O Titanic brasileiro

O maior e o mais importante naufrágio já ocorrido na costa brasileira aconteceu no ano de 1916, quando o navio espanhol Principe das Astúrias se chocou violentamente contra os rochedos da Ponta da Pirabura, em Ilhabela, causando oficialmente 477 mortes.

O númeto, no entanto, é contestado até os dias de hoje, já que depoimentos da época afirmam que o navio trazia clandestinamente nos porões cerca de 1,5 mil de refugiados alemães - fugitivos da 1ª Grande Guerra -, o que elevaria o numero de mortos para perto de dois mil.

Construido em 1914, o Principe das Astúrias era o orgulho da marinha mercante espanhola, possuía 150 metros de comprimento, deslocava até 17.000 toneladas de carga e trasportava em acomodações oficiais 1,7 mil passageiros.

O Transatlântico fazia a rota Espanha-Argentina, com escalas no Brasil e Uruguai.
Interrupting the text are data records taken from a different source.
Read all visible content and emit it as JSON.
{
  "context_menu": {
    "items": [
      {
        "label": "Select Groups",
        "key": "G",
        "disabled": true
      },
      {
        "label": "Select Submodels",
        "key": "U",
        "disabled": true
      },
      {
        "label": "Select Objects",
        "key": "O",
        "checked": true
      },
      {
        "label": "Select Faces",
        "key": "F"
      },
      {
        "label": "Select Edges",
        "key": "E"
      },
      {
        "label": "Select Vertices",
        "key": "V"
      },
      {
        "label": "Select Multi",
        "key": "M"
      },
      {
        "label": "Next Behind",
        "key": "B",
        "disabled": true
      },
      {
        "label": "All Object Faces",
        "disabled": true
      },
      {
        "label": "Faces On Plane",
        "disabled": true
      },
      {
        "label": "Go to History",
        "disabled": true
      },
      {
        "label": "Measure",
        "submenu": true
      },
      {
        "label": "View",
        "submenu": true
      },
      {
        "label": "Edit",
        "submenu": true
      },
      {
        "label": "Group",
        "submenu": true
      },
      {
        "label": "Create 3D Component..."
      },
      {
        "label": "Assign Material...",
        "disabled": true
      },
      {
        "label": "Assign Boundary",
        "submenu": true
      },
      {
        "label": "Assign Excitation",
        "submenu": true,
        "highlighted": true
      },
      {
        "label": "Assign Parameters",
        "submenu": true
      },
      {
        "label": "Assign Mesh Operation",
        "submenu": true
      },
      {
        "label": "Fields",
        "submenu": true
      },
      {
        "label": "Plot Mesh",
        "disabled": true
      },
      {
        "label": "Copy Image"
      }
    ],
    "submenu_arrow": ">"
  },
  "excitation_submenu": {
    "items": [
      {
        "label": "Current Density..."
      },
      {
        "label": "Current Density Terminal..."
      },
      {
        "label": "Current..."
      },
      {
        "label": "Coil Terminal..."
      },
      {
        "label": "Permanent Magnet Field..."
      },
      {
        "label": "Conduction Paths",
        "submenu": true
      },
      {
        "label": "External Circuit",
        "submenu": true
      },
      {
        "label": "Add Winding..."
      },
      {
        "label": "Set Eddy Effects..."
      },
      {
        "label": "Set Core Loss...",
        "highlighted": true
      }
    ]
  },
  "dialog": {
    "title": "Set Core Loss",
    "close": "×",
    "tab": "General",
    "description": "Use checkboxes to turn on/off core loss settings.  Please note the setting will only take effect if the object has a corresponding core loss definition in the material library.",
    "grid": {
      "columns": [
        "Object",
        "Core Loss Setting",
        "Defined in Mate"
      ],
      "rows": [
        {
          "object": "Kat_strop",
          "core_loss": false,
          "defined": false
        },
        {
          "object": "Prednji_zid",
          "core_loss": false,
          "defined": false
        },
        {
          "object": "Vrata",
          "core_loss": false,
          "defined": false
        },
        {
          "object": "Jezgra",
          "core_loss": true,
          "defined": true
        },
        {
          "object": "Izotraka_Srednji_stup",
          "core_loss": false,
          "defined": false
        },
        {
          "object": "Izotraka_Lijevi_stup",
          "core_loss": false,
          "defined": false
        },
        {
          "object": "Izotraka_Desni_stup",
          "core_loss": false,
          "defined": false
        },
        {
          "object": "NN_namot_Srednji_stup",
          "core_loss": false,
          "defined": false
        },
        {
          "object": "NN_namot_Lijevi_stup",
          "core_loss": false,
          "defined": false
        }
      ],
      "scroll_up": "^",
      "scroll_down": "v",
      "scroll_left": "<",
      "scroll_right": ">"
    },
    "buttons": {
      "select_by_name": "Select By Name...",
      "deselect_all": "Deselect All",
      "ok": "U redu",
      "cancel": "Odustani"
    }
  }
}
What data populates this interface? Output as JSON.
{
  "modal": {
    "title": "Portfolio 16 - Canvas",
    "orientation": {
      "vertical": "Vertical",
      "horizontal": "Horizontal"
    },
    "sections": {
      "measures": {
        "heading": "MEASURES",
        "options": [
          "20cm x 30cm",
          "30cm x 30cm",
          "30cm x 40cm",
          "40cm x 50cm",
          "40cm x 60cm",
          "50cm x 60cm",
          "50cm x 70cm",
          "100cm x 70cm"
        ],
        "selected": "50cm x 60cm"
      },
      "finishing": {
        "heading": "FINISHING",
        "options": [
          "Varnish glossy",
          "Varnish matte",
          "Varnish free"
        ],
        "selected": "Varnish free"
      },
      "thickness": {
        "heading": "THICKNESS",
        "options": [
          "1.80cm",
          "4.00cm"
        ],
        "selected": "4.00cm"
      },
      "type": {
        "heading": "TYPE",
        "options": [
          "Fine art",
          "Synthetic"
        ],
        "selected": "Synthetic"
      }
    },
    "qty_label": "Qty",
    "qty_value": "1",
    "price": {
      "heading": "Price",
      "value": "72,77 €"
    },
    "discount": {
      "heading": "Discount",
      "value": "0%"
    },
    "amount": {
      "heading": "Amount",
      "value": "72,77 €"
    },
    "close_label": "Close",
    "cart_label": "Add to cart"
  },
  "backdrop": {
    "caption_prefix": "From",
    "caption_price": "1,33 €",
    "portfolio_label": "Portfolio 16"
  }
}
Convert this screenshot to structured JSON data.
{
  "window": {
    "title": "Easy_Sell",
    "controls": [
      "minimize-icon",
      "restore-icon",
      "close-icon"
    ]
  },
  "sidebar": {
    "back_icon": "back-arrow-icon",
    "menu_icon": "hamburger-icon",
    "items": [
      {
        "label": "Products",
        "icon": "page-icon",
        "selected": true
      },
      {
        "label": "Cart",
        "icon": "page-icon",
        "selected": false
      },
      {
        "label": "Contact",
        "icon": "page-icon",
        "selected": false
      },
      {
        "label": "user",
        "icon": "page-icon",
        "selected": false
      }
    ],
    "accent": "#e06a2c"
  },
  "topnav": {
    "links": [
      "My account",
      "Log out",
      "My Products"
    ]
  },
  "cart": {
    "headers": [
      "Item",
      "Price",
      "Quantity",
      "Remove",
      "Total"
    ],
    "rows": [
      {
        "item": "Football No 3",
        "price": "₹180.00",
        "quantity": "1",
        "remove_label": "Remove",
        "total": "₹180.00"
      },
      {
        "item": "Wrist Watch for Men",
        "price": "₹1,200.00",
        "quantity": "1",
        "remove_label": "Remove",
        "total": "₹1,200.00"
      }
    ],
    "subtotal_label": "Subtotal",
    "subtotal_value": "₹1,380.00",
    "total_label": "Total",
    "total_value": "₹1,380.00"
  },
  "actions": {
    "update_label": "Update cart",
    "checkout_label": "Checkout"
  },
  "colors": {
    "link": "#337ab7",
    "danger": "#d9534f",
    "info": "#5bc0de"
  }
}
Saiu de Barcelona em 17 de fevereiro, iniciando sua viagem de número 6 para a América Latina. Escalou em Cadiz e após sair das Canárias, o navio atravessou o Atlântico com destino a Santos.

Transportando uma valiosa carga de 40.000 libras esterlinas de um agência bancária de Buenos Aires, navio levava ainda uma estátua de bronze do General San Martin, que seria doada ao governo argentino.

Na madrugada do domingo de Carnaval (06 de março), chovia forte e a cerração tornava a visibilidade quase zero. Soprava um forte vento leste e o mar estava muito agitado. Por volta das 3 horas da manhã, o navio estava em volto de um denso nevoeiro e forte tempestade, indo contra ondas de até 6 m de altura, fazendo com que a tripulação não avistasse Farol da Ponta do Boi.

Ao se aproximar da Ilhabela o capitão ordenou diminuição da marcha e mudança do curso em direção ao alto-mar, porém não houve tempo, um relâmpago revelou os rochedos da Ponta da Pirabura, onde o navio ia descansar para sempre.

As 4 horas e 20 minutos da madrugada, um estrondo sacudiu o sono das centenas de passageiros. O navio bateu violentamente na lage submersa da ponta da Pirabura, abrindo uma enorme fenda no casco. Com a entrada de água na sala de máquinas, duas das caldeiras explodiram, causando o afundamento do navio em 5 minutos.o naufragio foi logo relacionado ao Titanic,afundado 4 anos antes

O número de mortos poderia ser maior se não houvesse o resgate feito pelos tripulantes do navio inglês "Vega" que passava próximo no momento do acidente.

Depoimentos da época afirmam que ao clarear do dia o mar levou dezenas de corpos para a Baía dos Castelhanos, espalhando todos pela areia da praia.

O único brasileiro a bordo do Príncipe de Astúrias era o jovem gaúcho José Martins Viana, estudante de engenharia, que retornava da Suíça. Ele tinha 18 anos e ia desembarcar em Buenos Aires, de onde pretendia se dirigir à sua cidade natal, Santana do Livramento. Quando o navio afundou, Viana se agarrou em uma tábua. Acabou desmaiando e foi salvo por uma jovem, Marina Vidal, que o arrastou para a ilhota da Ponta do Boi.

A região onde ocorreu a tragédia ainda foi vasculhada pelo navio-faroleiro Tenente Lameyer, que não encontrou quaisquer sinais de outros sobreviventes. Alguns cadáveres apareceram em Ubatuba, nas praias Grande  e das Toninhas. No dia 9, foram encontrados os corpos de quatro homens e duas mulheres. Todos foram atacados por tubarões e estavam terrivelmente mutilados.